Il 2021 che sta per concludersi è stato per la pericoltura italiana un anno non certo semplice, soprattutto per quanto riguarda la produzione di pere, ma che fa intravedere importanti segnali per l’intero comparto per il prossimo futuro. Proviamo a tracciare un bilancio.
Nel corso del 2021 si è confermata la tendenza già in atto da alcuni anni nel mercato delle pere in Italia: secondo i dati elaborati da Centro Studi Divulga e presentati a FuturPera, la produzione di pere italiane prosegue il proprio trend in calo iniziato nel 2017 e si attesta a 400 milioni di kg di pere negli ultimi dodici mesi contro i 770 milioni di kg di cinque anni fa, con una riduzione del -48% sul lungo periodo. Nello stesso lasso di tempo si nota inoltre una diminuzione del 15% delle aree destinate alla coltivazione di pere nel nostro Paese.
Le regioni dove si producono più pere si confermano l’Emilia-Romagna, da dove proviene il 66% delle pere italiane, il Veneto (11,5%) e la Sicilia (6,7%: scopri le varietà di pere siciliane). E proprio la zona della Pianura Padana risulta particolarmente colpita dai principali fattori responsabili del calo produttivo della pericoltura italiana: fenomeni atmosferici “estremi” come le ripetute gelate tardive primaverili che mettono a dura prova le coltivazioni e attacchi di agenti patogeni e parassiti che colpiscono le piante di pera compromettendo il raccolto (scopri i principali nemici del pero).
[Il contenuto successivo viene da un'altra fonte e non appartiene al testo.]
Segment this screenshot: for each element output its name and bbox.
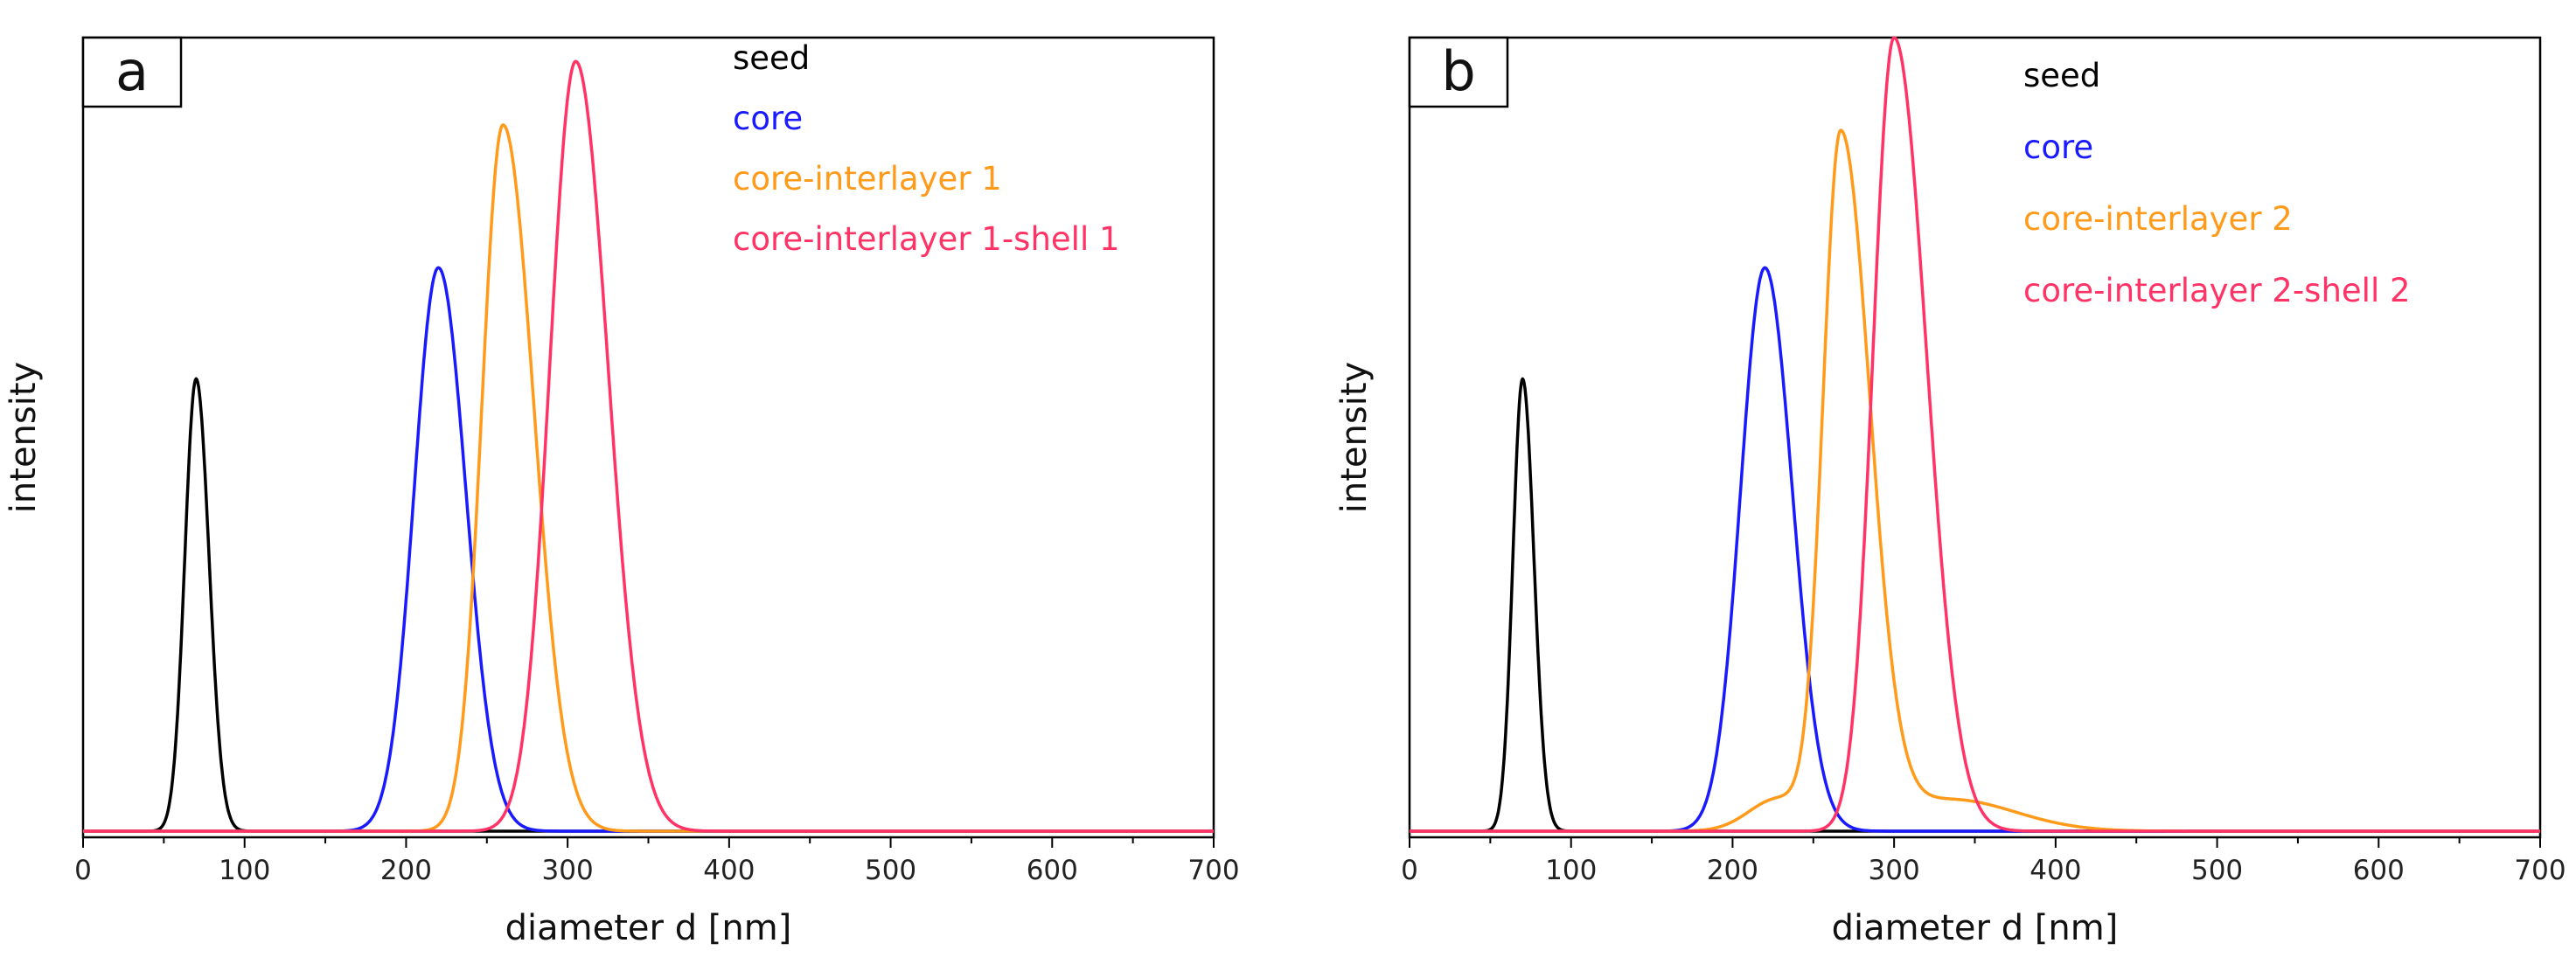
x-tick-label: 600 bbox=[1027, 855, 1078, 886]
legend-entry: seed bbox=[2023, 57, 2100, 94]
y-axis-label: intensity bbox=[3, 362, 44, 513]
series-line-core-interlayer-2 bbox=[1409, 128, 2541, 833]
series-line-core bbox=[1409, 266, 2541, 833]
x-tick-label: 700 bbox=[2514, 855, 2566, 886]
legend-entry: core bbox=[2023, 128, 2093, 166]
x-tick-label: 300 bbox=[542, 855, 594, 886]
x-tick-label: 200 bbox=[1707, 855, 1758, 886]
x-tick-label: 400 bbox=[703, 855, 755, 886]
plot-frame bbox=[81, 36, 1215, 839]
series-line-seed bbox=[1409, 377, 2541, 833]
chart-panel-a: a 0 100 200 300 400 500 600 700 diameter d [nm] in… bbox=[3, 36, 1240, 948]
legend-entry: core-interlayer 1 bbox=[733, 160, 1002, 198]
plot-frame bbox=[1408, 36, 2542, 839]
y-axis-label: intensity bbox=[1334, 362, 1375, 513]
series-line-core-interlayer-1-shell-1 bbox=[82, 59, 1215, 833]
x-tick-label: 0 bbox=[1401, 855, 1418, 886]
x-tick-label: 500 bbox=[2191, 855, 2243, 886]
x-tick-label: 0 bbox=[74, 855, 92, 886]
series-line-core bbox=[82, 266, 1215, 833]
panel-label: a bbox=[115, 39, 149, 103]
legend-entry: seed bbox=[733, 39, 810, 77]
legend-entry: core-interlayer 2-shell 2 bbox=[2023, 272, 2411, 309]
panel-label: b bbox=[1441, 39, 1475, 103]
panel-label-box bbox=[1408, 36, 1509, 108]
chart-panel-b: b 0 100 200 300 400 500 600 700 diameter d [nm] in… bbox=[1334, 36, 2566, 948]
x-tick-label: 300 bbox=[1869, 855, 1920, 886]
x-tick-label: 100 bbox=[1545, 855, 1597, 886]
x-tick-label: 100 bbox=[219, 855, 270, 886]
x-tick-label: 700 bbox=[1187, 855, 1239, 886]
legend-entry: core bbox=[733, 100, 803, 137]
x-tick-label: 400 bbox=[2029, 855, 2081, 886]
series-line-core-interlayer-2-shell-2 bbox=[1409, 36, 2541, 833]
x-tick-label: 200 bbox=[380, 855, 432, 886]
panel-label-box bbox=[81, 36, 183, 108]
legend-entry: core-interlayer 2 bbox=[2023, 200, 2293, 238]
x-tick-label: 600 bbox=[2353, 855, 2405, 886]
x-axis-label: diameter d [nm] bbox=[1832, 908, 2119, 948]
x-axis-label: diameter d [nm] bbox=[505, 908, 792, 948]
legend-entry: core-interlayer 1-shell 1 bbox=[733, 220, 1120, 258]
x-tick-label: 500 bbox=[865, 855, 916, 886]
Le conseguenze di questo deficit produttivo si manifestano sul mercato, dove le varietà di pere più coltivate in Italia (scopri quali sono le pere italiane più diffuse) e quindi più presenti tra gli scaffali segnano un marcato aumento dei prezzi: le pere Kaiser costano mediamente il 36% in più, le pere Abate sono a +31%, le pere Decana del Comizio a +22%. Un altro effetto tangibile è il massiccio ricorso all’importazione di pere dall’estero (l’import di pere è aumentato del 5,4% rispetto allo scorso anno, per un totale di 90 milioni di kg): i Paesi stranieri da cui provengono più pere sono l’Argentina (28%), la Spagna (24%) e il Cile (16%) (scopri i principali produttori mondiali di pere), mentre parallelamente crollano le esportazioni di pere italiane verso l’estero – in particolare verso i Paesi europei, con Germania, Francia e Austria in testa – che fanno registrare un -39%.
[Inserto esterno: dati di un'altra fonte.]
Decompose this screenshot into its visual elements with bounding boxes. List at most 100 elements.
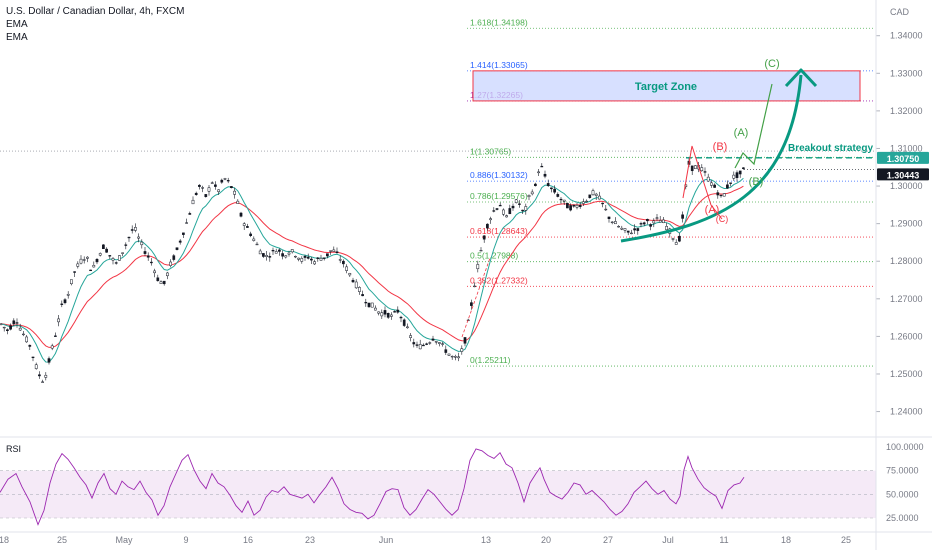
wave-path-green xyxy=(734,83,773,169)
ema-slow-line xyxy=(0,185,744,348)
candle-body xyxy=(735,172,739,178)
candle-body xyxy=(722,193,726,197)
candle-body xyxy=(31,356,35,359)
candle-body xyxy=(191,199,195,205)
candle-body xyxy=(220,179,224,183)
candle-body xyxy=(674,242,678,245)
candle-body xyxy=(70,279,73,285)
candle-body xyxy=(278,249,281,252)
wave-label: (C) xyxy=(716,214,729,224)
candle-body xyxy=(38,374,41,377)
candle-body xyxy=(166,272,169,277)
candle-body xyxy=(281,253,284,257)
candle-body xyxy=(678,235,681,242)
annotations: Breakout strategy 1.30750 1.30443 (A) (B) (C)… xyxy=(461,58,929,338)
fib-level-label: 1.618(1.34198) xyxy=(470,17,528,27)
candle-body xyxy=(639,223,643,225)
candle-body xyxy=(425,343,428,345)
candle-body xyxy=(159,281,163,284)
currency-label: CAD xyxy=(890,7,910,17)
time-tick-label: 16 xyxy=(243,535,253,545)
candle-body xyxy=(114,262,118,264)
candle-body xyxy=(594,193,598,196)
candle-body xyxy=(137,236,140,239)
candle-body xyxy=(572,204,576,207)
price-tick-label: 1.27000 xyxy=(890,294,923,304)
candle-body xyxy=(9,325,12,330)
ema-indicator-2[interactable]: EMA xyxy=(6,32,28,43)
candle-body xyxy=(60,303,64,305)
candle-body xyxy=(658,220,662,223)
time-tick-label: 9 xyxy=(183,535,188,545)
ema-indicator-1[interactable]: EMA xyxy=(6,19,28,30)
candle-body xyxy=(188,213,192,215)
candle-body xyxy=(492,210,496,212)
candle-body xyxy=(386,312,390,318)
candle-body xyxy=(223,178,227,180)
candle-body xyxy=(297,257,300,260)
candle-body xyxy=(178,240,182,243)
candle-body xyxy=(354,281,358,289)
candle-body xyxy=(57,318,60,323)
symbol-title[interactable]: U.S. Dollar / Canadian Dollar, 4h, FXCM xyxy=(6,6,185,17)
candle-body xyxy=(415,344,419,346)
candle-body xyxy=(374,307,377,311)
candle-body xyxy=(482,235,486,240)
time-tick-label: 13 xyxy=(481,535,491,545)
candle-body xyxy=(546,183,550,186)
rsi-tick-label: 100.0000 xyxy=(886,442,924,452)
candle-body xyxy=(508,208,512,215)
candle-body xyxy=(383,310,387,315)
candle-body xyxy=(230,186,233,189)
candle-body xyxy=(626,230,630,233)
candle-body xyxy=(89,269,92,272)
candle-body xyxy=(489,218,492,221)
candles xyxy=(0,156,745,383)
candle-body xyxy=(118,255,121,261)
candle-body xyxy=(175,247,179,250)
candle-body xyxy=(524,206,528,211)
candle-body xyxy=(377,311,380,314)
candle-body xyxy=(326,253,329,257)
candle-body xyxy=(607,216,611,219)
candle-body xyxy=(345,266,348,271)
price-tick-label: 1.28000 xyxy=(890,256,923,266)
rsi-tick-label: 50.0000 xyxy=(886,489,919,499)
candle-body xyxy=(332,249,336,252)
candle-body xyxy=(322,257,326,259)
candle-body xyxy=(620,227,624,230)
candle-body xyxy=(239,212,243,217)
candle-body xyxy=(623,228,627,231)
candle-body xyxy=(719,194,723,197)
projection-curve xyxy=(620,74,803,243)
candle-body xyxy=(102,244,105,250)
candle-body xyxy=(262,253,265,257)
candle-body xyxy=(495,208,499,210)
candle-body xyxy=(342,260,345,265)
candle-body xyxy=(236,200,240,204)
candle-body xyxy=(255,243,259,246)
candle-body xyxy=(12,320,16,325)
candle-body xyxy=(598,195,601,200)
fib-retracement-diagonal xyxy=(461,257,491,338)
candle-body xyxy=(550,187,553,190)
candle-body xyxy=(588,194,592,198)
candle-body xyxy=(604,208,608,211)
candle-body xyxy=(642,222,646,225)
candle-body xyxy=(63,299,67,304)
candle-body xyxy=(15,322,19,324)
candle-body xyxy=(130,229,134,231)
candle-body xyxy=(457,356,460,359)
candle-body xyxy=(418,344,422,350)
last-price-text: 1.30443 xyxy=(887,170,920,180)
candle-body xyxy=(591,190,595,196)
candle-body xyxy=(553,188,556,193)
fib-level-label: 0.886(1.30132) xyxy=(470,170,528,180)
candle-body xyxy=(265,255,268,257)
candle-body xyxy=(406,326,409,329)
candle-body xyxy=(662,219,665,224)
candle-body xyxy=(636,228,640,231)
candle-body xyxy=(562,199,566,202)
Ci sono però anche dei segnali positivi nell’andamento del mercato. In primis, l’aumento dei consumi di pere pro capite: gli italiani tendono a mangiare più pere (+39%) dopo un periodo di flessione e nonostante i rincari dell’ultimo periodo, apprezzando in particolar modo l’aspetto salutistico e le proprietà nutrizionali della pera. Inoltre, la carenza di pere in commercio ha rilanciato e permesso di riscoprire alcune varietà di pera dimenticate o poco diffuse, come per esempio la pera Rosada, che trovano spazio sul mercato a fronte di una domanda che continua ad essere elevata.